When was the last time you heard a busy signal? When was the last time you answered a phone call without knowing who was calling thanks to caller ID?
These days, those barriers — the ones that allowed us to focus on one call at a time, to not choose to ignore certain calls and to ultimately be less available — don’t exist anymore.
We’re always connected. I can roll over in the middle of the night, read emails from colleagues and respond without even leaving the cozy comfort of my bed — or fully waking up. Is it a bad habit? Probably. Sometimes, I see friends tweeting in the wee hours and wonder if they, like me, have trouble sleeping some nights.
There’s benefits to this technology though. It means that whether I am in a meeting, out to lunch or driving somewhere, my children’s schools can reach me in an emergency. It means that waiting times — like when I am waiting for my daughter’s Girl Scouts meeting to end or when I arrive early to meetings — become productive time to catch up on email, connect with friends on social media and stay abreast of what’s happening in the world.

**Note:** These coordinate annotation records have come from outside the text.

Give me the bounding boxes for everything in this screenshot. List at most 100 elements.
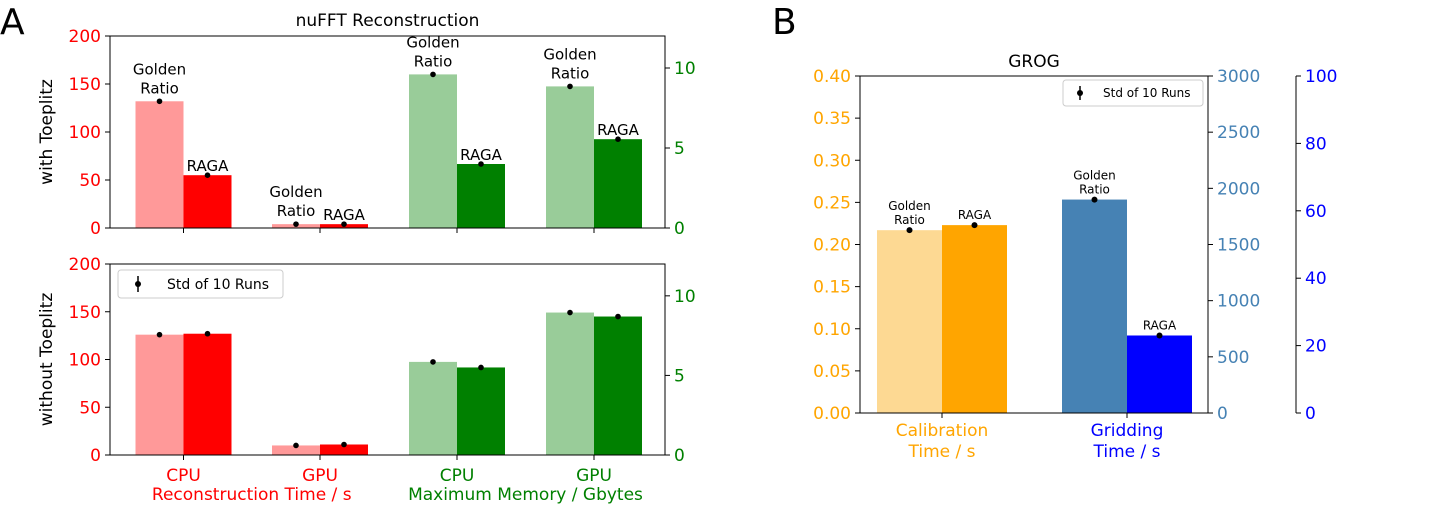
right-tick-label: 0 [674,446,685,466]
error-point [615,136,621,142]
bar-label-golden-ratio: Golden [269,183,322,201]
left-tick-label: 0 [90,219,101,239]
bar-calibration-golden-ratio [877,230,942,413]
x-category-label: CPU [166,466,201,486]
left-tick-label: 200 [69,255,101,275]
left-tick-label: 150 [69,303,101,323]
panel-label-a: A [0,2,25,43]
left-tick-label: 0.35 [813,109,851,129]
bar-label-raga: RAGA [187,157,229,175]
bar-label-golden-ratio: Golden [133,60,186,78]
bar-label-golden-ratio: Ratio [894,213,925,227]
chart-title: nuFFT Reconstruction [296,11,480,31]
right-tick-label: 10 [674,59,696,79]
error-point [293,221,299,227]
left-tick-label: 0.25 [813,193,851,213]
bar-raga [183,333,232,455]
bar-label-golden-ratio: Golden [543,45,596,63]
error-point [293,442,299,449]
right-tick-label: 1000 [1217,292,1260,312]
error-point [1156,332,1163,339]
right-tick-label: 0 [674,219,685,239]
left-tick-label: 150 [69,75,101,95]
bar-calibration-raga [942,225,1007,413]
bar-label-raga: RAGA [597,121,639,139]
offset-tick-label: 0 [1305,404,1316,424]
bar-raga [457,367,505,455]
left-tick-label: 0.15 [813,278,851,298]
y-axis-label: without Toeplitz [37,293,57,427]
bar-label-raga: RAGA [323,206,365,224]
offset-tick-label: 100 [1305,67,1337,87]
x-category-label: Time / s [1093,442,1161,462]
right-tick-label: 1500 [1217,236,1260,256]
error-point [430,359,436,365]
right-tick-label: 500 [1217,348,1249,368]
legend-marker [135,281,141,287]
bar-golden-ratio [135,334,184,455]
legend-marker [1077,90,1083,96]
x-category-label: Gridding [1091,421,1164,441]
x-category-label: CPU [440,466,475,486]
x-category-label: GPU [302,466,338,486]
left-tick-label: 0.00 [813,404,851,424]
right-tick-label: 5 [674,366,685,386]
bar-label-golden-ratio: Golden [406,33,459,51]
x-group-label-memory: Maximum Memory / Gbytes [408,485,643,505]
error-point [615,313,621,320]
bar-golden-ratio [409,74,457,229]
bar-label-golden-ratio: Ratio [414,52,453,70]
error-point [341,221,347,227]
right-tick-label: 2500 [1217,123,1260,143]
right-tick-label: 10 [674,287,696,307]
bar-raga [320,444,368,455]
legend-label: Std of 10 Runs [1103,86,1190,100]
left-tick-label: 0.30 [813,151,851,171]
subplot-without-toeplitz: 0 50 100 150 200 0 5 10 without Toeplitz Std of 1… [37,255,696,466]
bar-label-golden-ratio: Ratio [1079,183,1110,197]
error-point [156,98,163,105]
nufft-chart: nuFFT ReconstructionGoldenRatioRAGAGolde… [37,11,696,505]
panel-label-b: B [772,2,797,43]
error-point [478,161,484,167]
left-tick-label: 0.40 [813,67,851,87]
offset-tick-label: 20 [1305,337,1327,357]
left-tick-label: 200 [69,27,101,47]
offset-tick-label: 40 [1305,269,1327,289]
left-tick-label: 0.20 [813,236,851,256]
bar-label-raga: RAGA [958,208,992,222]
left-tick-label: 0.10 [813,320,851,340]
left-tick-label: 100 [69,351,101,371]
right-tick-label: 2000 [1217,179,1260,199]
error-point [971,222,978,229]
x-category-label: Time / s [908,442,976,462]
bar-raga [457,164,505,228]
left-tick-label: 50 [79,398,101,418]
bar-gridding-raga [1127,335,1192,413]
error-point [341,441,347,448]
left-tick-label: 0 [90,446,101,466]
error-point [156,331,163,338]
bar-label-golden-ratio: Golden [888,199,931,213]
error-point [906,227,913,234]
bar-raga [183,175,232,228]
legend-box [117,269,284,299]
bar-raga [594,139,642,228]
error-point [1091,196,1098,203]
legend-box [1062,79,1204,107]
y-axis-label: with Toeplitz [37,79,57,185]
error-point [204,172,211,178]
bar-gridding-golden-ratio [1062,199,1127,413]
right-tick-label: 5 [674,139,685,159]
left-tick-label: 50 [79,171,101,191]
offset-tick-label: 60 [1305,202,1327,222]
right-tick-label: 3000 [1217,67,1260,87]
bar-golden-ratio [546,312,594,455]
left-tick-label: 0.05 [813,362,851,382]
right-tick-label: 0 [1217,404,1228,424]
bar-raga [594,316,642,455]
bar-golden-ratio [272,445,320,455]
error-point [204,330,211,337]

But the downside is considerable. It also means that we have a harder time separating from that connectedness, letting phones infiltrate the family dinner and prioritize doing “one more thing” over actually paying attention to the people we’re with. The convenience has made us less observant and more tolerant of ignoring each other and being ignored. Ironically, in the connectedness of the modern world we have become — to an extent — less connected to each other.
But I don’t want to be less connected. I want to instill in my kids the art of conversation, the grace of paying attention to each other and the dignity of living in the moment.
Next time you sit down to dinner with your friends or family, put the phone away. Turn off the volume — if you don’t already do all these things. And then talk. Really talk. Talk about what books you’re reading. The movies you’ve seen. The conversations you had at work today. Talk about the classes your kids are taking. Be there, and enjoy it. Because while we can always be available, it’s okay to disconnect from technology and connect in person. People matter. The people you are with matter.
And this weekend, don’t stress when your friends come over for game day. Maybe you won’t tuck away the phones, but consider it. And plan a menu that will let you be in the moment, enjoying their company and whatever game you toss up on the screen.
Perhaps even make these sandwiches.
A crispy roll. Bright pesto. Sweet roasted red peppers. Salty bacon. Creamy cheese. Meaty turkey. These party sandwiches have a little of everything and serve a crowd with minimal fuss. Better yet, the flavor is incredible.
- rolls to fill a 9x13-inch baking pan (I used 12 club rolls)
- ⅓ cup pesto
- ½ lb sliced deli oven roasted turkey breast
- 1 7-oz jar roasted red peppers, drained and chopped
- ¼ lb sliced deli mozzarella
- 1 8-oz package bacon, prepared
- Preheat the oven to 375 degrees. Spray a 9x13-inch baking pan with cooking oil spray.
- Slice open the rolls, and place the bottoms in tight rows in the prepared pan. You don't want there to be space between them.
- Spoon the pesto onto the rolls, dividing equally among the bottoms. Top with turkey slices, roasted red pepper bits, mozzarella cheese and bacon. Cover with the roll tops (Make sure they are in the same row pattern as the bottoms!)
- Slide the pan into the oven and bake for 10-15 minutes, until the sandwiches are hot and the cheese is melty. Use a sharp knife to slice between the rolls to separate the meat and cheese filling. Let cool slightly, and then serve.
- A slim spatula or a fork is handy for getting the first few sandwiches out.